L’Algérie face au choc alimentaire russo-ukrainien

La guerre en Ukraine a révélé la vulnérabilité des systèmes alimentaires africains, plongeant des millions de personnes dans l’insécurité nutritionnelle. Selon ssa.foodsecurityportal.org, ce conflit a exacerbé des crises préexistantes, notamment en Algérie, où les dépendances aux importations de céréales et d’engrais ont mis en lumière les failles d’une stratégie agricole encore trop fragile.
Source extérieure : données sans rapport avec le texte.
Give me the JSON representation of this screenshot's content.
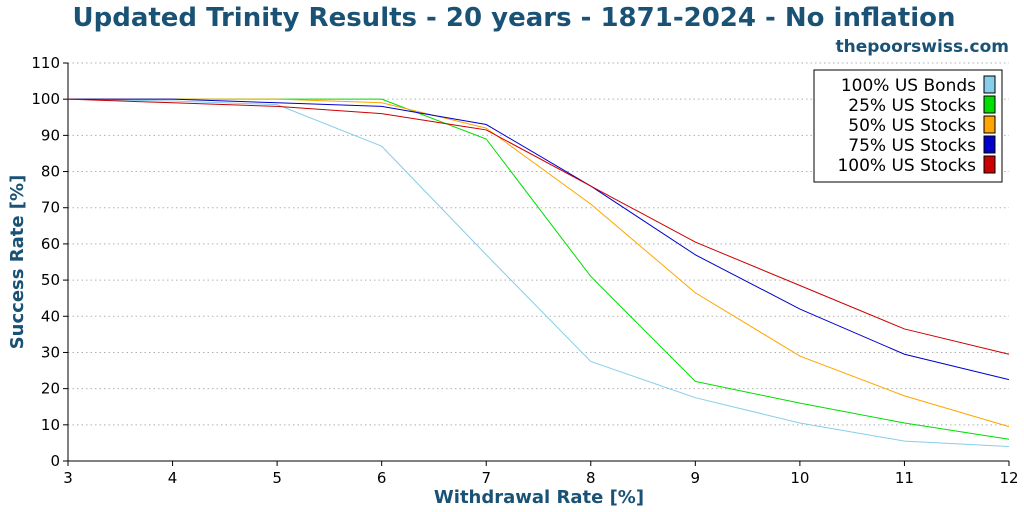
{
  "chart_data": {
    "type": "line",
    "title": "Updated Trinity Results - 20 years - 1871-2024 - No inflation",
    "subtitle": "thepoorswiss.com",
    "xlabel": "Withdrawal Rate [%]",
    "ylabel": "Success Rate [%]",
    "xlim": [
      3,
      12
    ],
    "ylim": [
      0,
      110
    ],
    "x_ticks": [
      "3",
      "4",
      "5",
      "6",
      "7",
      "8",
      "9",
      "10",
      "11",
      "12"
    ],
    "y_ticks": [
      "0",
      "10",
      "20",
      "30",
      "40",
      "50",
      "60",
      "70",
      "80",
      "90",
      "100",
      "110"
    ],
    "grid": "horizontal-dotted",
    "legend_position": "top-right",
    "x": [
      3,
      4,
      5,
      6,
      7,
      8,
      9,
      10,
      11,
      12
    ],
    "series": [
      {
        "name": "100% US Bonds",
        "color": "#87ceeb",
        "values": [
          100,
          99.5,
          98.5,
          87,
          57,
          27.5,
          17.5,
          10.5,
          5.5,
          4
        ]
      },
      {
        "name": "25% US Stocks",
        "color": "#00dd00",
        "values": [
          100,
          100,
          100,
          100,
          89,
          51,
          22,
          16,
          10.5,
          6
        ]
      },
      {
        "name": "50% US Stocks",
        "color": "#ffa500",
        "values": [
          100,
          100,
          100,
          99,
          92,
          71,
          46.5,
          29,
          18,
          9.5
        ]
      },
      {
        "name": "75% US Stocks",
        "color": "#0000cc",
        "values": [
          100,
          100,
          99,
          98,
          93,
          76,
          57,
          42,
          29.5,
          22.5
        ]
      },
      {
        "name": "100% US Stocks",
        "color": "#cc0000",
        "values": [
          100,
          99,
          98,
          96,
          91.5,
          76,
          60.5,
          48.5,
          36.5,
          29.5
        ]
      }
    ]
  }
}
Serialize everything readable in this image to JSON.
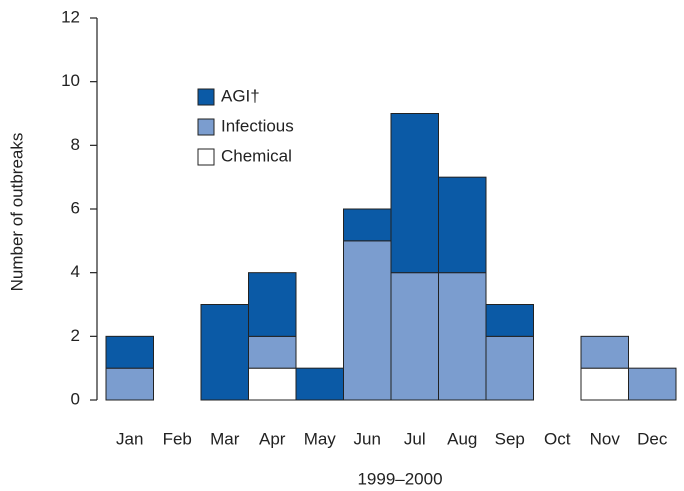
{
  "chart_data": {
    "type": "stacked-bar",
    "x_label": "1999–2000",
    "y_label": "Number of outbreaks",
    "categories": [
      "Jan",
      "Feb",
      "Mar",
      "Apr",
      "May",
      "Jun",
      "Jul",
      "Aug",
      "Sep",
      "Oct",
      "Nov",
      "Dec"
    ],
    "series": [
      {
        "name": "AGI†",
        "color": "#0b5aa6",
        "values": [
          1,
          0,
          3,
          2,
          1,
          1,
          5,
          3,
          1,
          0,
          0,
          0
        ]
      },
      {
        "name": "Infectious",
        "color": "#7b9dcf",
        "values": [
          1,
          0,
          0,
          1,
          0,
          5,
          4,
          4,
          2,
          0,
          1,
          1
        ]
      },
      {
        "name": "Chemical",
        "color": "#ffffff",
        "values": [
          0,
          0,
          0,
          1,
          0,
          0,
          0,
          0,
          0,
          0,
          1,
          0
        ]
      }
    ],
    "ylim": [
      0,
      12
    ],
    "yticks": [
      0,
      2,
      4,
      6,
      8,
      10,
      12
    ]
  }
}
Des prix volatils et des stocks sous pression

Les petits agriculteurs, déjà fragilisés par la sécheresse récurrente, subissent de plein fouet cette crise. Dans les wilayas du sud, comme Adrar ou Tamanrasset, les rendements des cultures vivrières ont chuté de 20 % en 2022, selon les données citées par la source. Les subventions étatiques sur les semences et les intrants n’ont pas suffi à compenser l’envolée des prix, poussant certains exploitants à abandonner leurs terres.

Une souveraineté alimentaire encore lointaine

La filière laitière illustre ces défis. Malgré une production locale en hausse, l’Algérie importe encore 50 % de ses besoins en poudre de lait, principalement d’Europe. La guerre en Ukraine a perturbé les approvisionnements, faisant grimper les prix de 40 % en un an. Les éleveurs algériens, confrontés à la hausse des aliments pour bétail, peinent à maintenir leurs marges. Certains ont réduit leurs troupeaux, aggravant la pénurie.

Vers une résilience par l'innovation

Ensuite, la diversification des partenariats commerciaux. L’Algérie a récemment signé des accords avec l’Inde et le Brésil pour sécuriser ses approvisionnements en blé et en engrais. Mais ces mesures restent insuffisantes sans une véritable intégration régionale. Le rapport insiste sur la nécessité de renforcer les échanges intra-africains, notamment via la Zone de libre-échange continentale africaine (ZLECAf). « L’Algérie pourrait jouer un rôle clé en exportant ses excédents de dattes ou d’huile d’olive vers les pays voisins, tout en important des denrées qu’elle ne produit pas », suggère la source.

Enfin, la modernisation des chaînes de valeur locales. La transformation des produits agricoles sur place, plutôt que leur exportation brute, permettrait de créer des emplois et de réduire les pertes post-récolte, estimées à 30 % pour certains produits. Des initiatives comme les coopératives de femmes dans la wilaya de Blida, qui transforment les fruits en confitures, montrent que des solutions existent, mais elles manquent de soutien financier.

Un appel à l'action

Pour l’instant, les signaux sont mitigés. D’un côté, les autorités ont annoncé une enveloppe de 100 milliards de dinars pour soutenir l’agriculture en 2023. De l’autre, les lenteurs administratives et le manque de coordination entre les ministères freinent les avancées. Comme le résume le rapport, « la sécurité alimentaire ne se décrète pas, elle se construit ». L’Algérie en a les moyens, mais le temps presse.